Franck Chaumont : Je sais pas s’il y en a plus. En tout cas ce que je sais, c’est qu’elle est beaucoup plus installée, comme si elle était institutionnalisée et qu’elle a un degré de violence supérieur. SOS homophobie a fait une enquête sur 4000 témoignages, 46% proviennent des cités et sur ces 46%, 50% proviennent de jeunes. »
Informés par Franck Chaumont, la plupart des articles de presse laissent entendre que près de la moitié des témoignages relatant un cas d’agression physique ont lieu en « banlieue ». Si cette information ne fait qu’appuyer les propos qui composent le livre de ce premier, elle n’en est pas moins en inadéquation avec les chiffres publiés par SOS homophobie. Ainsi, ce ne sont pas seulement les biais restitués ci-dessus qui alimentent les représentations de la « banlieue homophobe », mais bel et bien une lecture infidèle des schémas et des analyses de l’association :
Graphique 1 : « Analyse » des témoignages déclarant venir des périphéries des grands centres urbains en France (essentiellement de Paris)

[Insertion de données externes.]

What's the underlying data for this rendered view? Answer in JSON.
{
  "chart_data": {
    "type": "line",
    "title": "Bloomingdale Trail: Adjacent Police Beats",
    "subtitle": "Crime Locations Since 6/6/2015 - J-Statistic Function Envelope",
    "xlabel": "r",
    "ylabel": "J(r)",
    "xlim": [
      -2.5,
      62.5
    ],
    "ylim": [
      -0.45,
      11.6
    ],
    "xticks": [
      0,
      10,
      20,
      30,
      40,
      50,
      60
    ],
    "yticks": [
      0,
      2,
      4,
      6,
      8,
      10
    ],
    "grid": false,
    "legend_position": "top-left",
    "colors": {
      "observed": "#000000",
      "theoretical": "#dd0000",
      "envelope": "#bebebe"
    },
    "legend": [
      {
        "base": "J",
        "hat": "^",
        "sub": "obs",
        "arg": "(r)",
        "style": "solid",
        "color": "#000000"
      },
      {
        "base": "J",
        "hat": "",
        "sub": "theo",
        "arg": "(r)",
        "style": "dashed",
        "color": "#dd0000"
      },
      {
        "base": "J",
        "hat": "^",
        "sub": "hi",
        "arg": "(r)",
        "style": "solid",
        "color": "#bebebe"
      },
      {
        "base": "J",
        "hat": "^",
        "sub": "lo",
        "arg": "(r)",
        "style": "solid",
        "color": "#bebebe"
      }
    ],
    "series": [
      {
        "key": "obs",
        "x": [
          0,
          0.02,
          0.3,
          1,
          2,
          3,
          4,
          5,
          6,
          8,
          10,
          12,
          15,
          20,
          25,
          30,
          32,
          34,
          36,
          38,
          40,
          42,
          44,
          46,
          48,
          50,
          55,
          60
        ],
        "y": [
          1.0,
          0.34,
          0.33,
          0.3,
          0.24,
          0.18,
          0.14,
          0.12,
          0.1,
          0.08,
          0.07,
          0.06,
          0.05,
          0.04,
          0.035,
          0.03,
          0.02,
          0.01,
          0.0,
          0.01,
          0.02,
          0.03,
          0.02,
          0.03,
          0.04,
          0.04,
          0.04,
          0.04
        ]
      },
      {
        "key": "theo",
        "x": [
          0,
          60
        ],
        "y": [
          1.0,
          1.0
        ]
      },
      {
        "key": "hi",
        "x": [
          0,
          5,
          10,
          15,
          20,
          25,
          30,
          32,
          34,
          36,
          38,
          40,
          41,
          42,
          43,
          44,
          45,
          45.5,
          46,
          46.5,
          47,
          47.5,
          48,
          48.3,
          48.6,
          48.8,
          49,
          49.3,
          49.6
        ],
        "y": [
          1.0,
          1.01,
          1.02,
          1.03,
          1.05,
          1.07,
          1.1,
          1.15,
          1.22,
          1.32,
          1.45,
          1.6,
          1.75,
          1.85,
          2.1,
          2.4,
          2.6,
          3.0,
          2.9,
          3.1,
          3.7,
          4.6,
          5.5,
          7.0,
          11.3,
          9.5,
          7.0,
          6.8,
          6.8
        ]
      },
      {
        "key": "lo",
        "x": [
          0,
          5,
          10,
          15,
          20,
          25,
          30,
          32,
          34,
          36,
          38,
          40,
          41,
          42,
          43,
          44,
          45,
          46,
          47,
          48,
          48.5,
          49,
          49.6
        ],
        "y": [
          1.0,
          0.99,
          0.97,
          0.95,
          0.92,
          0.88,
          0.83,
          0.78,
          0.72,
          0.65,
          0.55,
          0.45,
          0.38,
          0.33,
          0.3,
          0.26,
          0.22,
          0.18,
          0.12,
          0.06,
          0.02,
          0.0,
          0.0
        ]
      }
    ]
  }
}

Les 46% cités apparaissent effectivement dans l’analyse consacrée aux « banlieues » de SOS homophobie. Cependant, l’analyse descriptive indique que ces 46% désignent la proportion des agressions physiques parmi toutes les formes d’agressions recensées « en banlieue » :
« Manifestations / profil des agresseurs : la majorité des appels cumulent insultes (78%), harcèlement (49%), menaces (43%) et agression physique (46%) du fait de jeunes agissant en bande (54%). Ici aussi, ces manifestations homophobes caractérisent la spécificité des agressions en banlieue et confirment les chiffres du rapport 2005. » (Rapport annuel SOS homophobie 2006 p. 72)
Le glissement sémantique est le suivant. Les chiffres de SOS homophobie indiquent que parmi les témoignages émanant « de banlieue » (des riches comme des pauvres), 46 % d’entre eux faisaient mention d’une agression physique. La réception et le relais de l’information dans les médias indiquent que 46% des témoins évoquant des agressions physiques appelaient des banlieues. Or, le graphique 2 ci-dessous, en page 56 du même rapport annuel dont s’inspire Franck Chaumont (rapport annuel 2006) montre que 24% des appels témoignant d’agressions physiques émanent d’Ile-de-France.
Graphique 2 : « Analyse » des témoignages relatant des cas d’agression physique sur la totalité des appels reçus par SOS homophobie
Comme l’indique le sous-titre du graphique 1, le pourcentage de témoignages en provenance « des banlieues » se monte quant à lui à 3% (37 témoignages). Dès lors, il devient impossible que 46% des témoignages mentionnant une agression physique de l’ensemble des appels proviennent des 3% qui constituent la proportion des appels venant des périphéries des grands centres urbains. Les représentations de l’association sur les quartiers dits sensibles s’appuient sur une vision des statistiques basée sur l’idée d’exemplarité. Les 3% qui constituent les appels en provenance de « banlieue » sont tirées non seulement des statistiques, mais également des « analyses qualitatives » se basant sur les témoignages reçus. L’association est ainsi tributaire d’une vision selon laquelle « les quelques cas décrits (peu nombreux) [sont] supposés typiques. La société [est] pensée comme un tout, dans une perspective holiste : la connaissance d’un cas fournit celle du tout. L’exemple typique est supposé représentatif du tout si l’on a un contact personnel avec ce cas. » (Desrosières, 1989, 237).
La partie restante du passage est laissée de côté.